We are now down to the crunch time on the Biden agenda. And we don’t know how it will turn out. But there are two aspects of the story which have been quite damaging for the Democrats. They’re worth discussing.
The first is one we’ve discussed before but in a different context. It’s largely a press failure. But it’s one Democrats could do more to fix. For months we’ve had this intra-party debate presented as one between “progressives” and “moderates.” Often that gets personalized as AOC and Bernie versus Joe Manchin or Kyrsten Sinema. This is demonstrably false. The overall package is supported overwhelmingly by Democrats in both chambers and pretty much across all factions. There are some quibbles about SALT taxes and the scope of the climate package. Some more middle-of-the-road Dems resist making some of the social programs permanent. Those are real and potentially consequential differences. But they’re all negotiable. The important point is that this package is the consensus position, supported by virtually everyone. It is after all the President’s agenda. Literally. And, as much as these labels confound more than they clarify, President Biden isn’t from AOC’s wing of the party.
The reality is that this package is the consensus position supported overwhelmingly, close to universally, among congressional Democrats with the exception of two senators and maybe a dozen members in the House.

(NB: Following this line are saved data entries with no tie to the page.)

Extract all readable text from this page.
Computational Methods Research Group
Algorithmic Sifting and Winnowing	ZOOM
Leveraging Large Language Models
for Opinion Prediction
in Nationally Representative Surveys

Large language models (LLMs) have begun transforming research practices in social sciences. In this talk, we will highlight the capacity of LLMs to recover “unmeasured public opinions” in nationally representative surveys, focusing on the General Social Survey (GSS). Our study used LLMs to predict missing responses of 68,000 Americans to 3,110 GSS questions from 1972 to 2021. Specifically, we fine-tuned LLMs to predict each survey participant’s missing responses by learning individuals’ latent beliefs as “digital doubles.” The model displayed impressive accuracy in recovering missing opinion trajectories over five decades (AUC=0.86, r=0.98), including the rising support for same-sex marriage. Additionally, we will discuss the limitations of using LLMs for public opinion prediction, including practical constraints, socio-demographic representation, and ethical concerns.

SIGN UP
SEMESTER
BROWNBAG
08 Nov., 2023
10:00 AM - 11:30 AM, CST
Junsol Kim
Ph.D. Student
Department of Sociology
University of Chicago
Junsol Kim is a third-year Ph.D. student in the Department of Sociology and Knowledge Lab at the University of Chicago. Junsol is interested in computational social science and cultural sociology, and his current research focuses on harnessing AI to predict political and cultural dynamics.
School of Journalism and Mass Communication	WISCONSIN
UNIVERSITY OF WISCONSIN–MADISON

It’s more than just inaccurate. It’s highly damaging for Democrats in general. If this is an argument between the party’s left wing and “moderates,” lots of people are going to think that’s a disagreement where you want to at least split the difference. After all AOC and Bernie are democratic socialists and Fox News is clear that they’re totally scary people. That’s not a dig at either one. It’s just obvious that if you want to sell this agenda you want to sell it as Joe Biden’s agenda rather than AOC’s agenda. And that’s convenient because it is Joe Biden’s agenda!
Put it another way, if the Democratic party is having an argument about whether it’s agenda is too extreme or too expensive, well … that’s a good way to signal, at least to a lot of people, that it is probably is too extreme or too expensive. You’ve got Republicans and Fox News and even Politico and Axios to make that argument. You don’t need Democrats validating it.
This is why the misleading coverage matters. If it’s the entire Democratic party wrestling with two hold-out senators that’s very different. And that actually is what’s happening. Part of the problem is that “progressives” and “moderates” are convenient and understandable shorthands. Even we use them here sometimes, if only because that’s the terminology everyone understands. There’s no good term for “everybody,” which is basically what we’re talking about here. It’s “everybody” versus Manchin and Sinema.
Mostly this is bad press coverage. But bad journalism is like the weather. Whining about it only accomplishes so much – and it’s not much. You need to deal with it. And here Democrats haven’t dealt with it terribly well.
Now to another point. We don’t know what will happen in the midterms. A Republican wave is possible. And having the President’s whole agenda go down in flames is a good way to make that much more likely. Who goes down in a wave election? Not the folks in safe seats. It’s the “moderates,” the folks from the marginal districts. We know this. But this gets us to a paradox about “moderate” positioning.
If the public decides the Democrats’ agenda is too extreme or if the Democrats decide it’s too extreme and the whole agenda blows up the first to the electoral slaughterhouse are the “moderates.” So spending months telling people the agenda is too extreme or too costly or is driving inflation is pretty counterproductive. It’s a really good way to convince people those things are true. And while there are many factors driving the President’s declining popularity, I guarantee you that is a big factor.
Now, obviously politicians need to be able to say what they think and oppose what they think is bad policy or simply things they believe their constituents will oppose. They can’t be in a position where they have to support what they believe is extreme because otherwise voters will also conclude it’s “extreme.” It’s absurd to think that you need to get behind an electorally toxic message like “defund the police” because saying it’s bad policy or bad politics will turn people against it.
Politics is complicated. But there’s a clarifying element in this case. In the current intra-party debate, very few of the qualms from the “moderates” have been based on policy. It’s been about positioning. They wouldn’t concede that point of course. But the details of the debates themselves tell the story. To the great frustration of the White House, the Manchiner mini-faction hasn’t been willing to put out any counter-proposals. Their explanations of what they oppose or why they oppose it changes almost daily. That’s because it’s not about policy. Manchin and Sinema and Gottheimer are trying to get distance from the party’s proposals in order to define themselves as “moderates.” The explanations change because they’re mostly just rhetorical backfill to explain the need to say no to a bunch of stuff. It’s not about particular policies in most cases, it’s a positioning strategy. Indeed, most of the policies are quite popular. It’s about positioning. It’s about saying no to half the stuff, pretty much whatever the stuff is, because that defines you as a “moderate.”
Positioning is okay. That’s part of politics. But as we noted above, the biggest hits for defining the party’s agenda as extreme will be for the moderates and the positioners. It would be different if it were rooted in real ideological differences or perhaps better to say real differences over policy. But in this case mostly it’s not.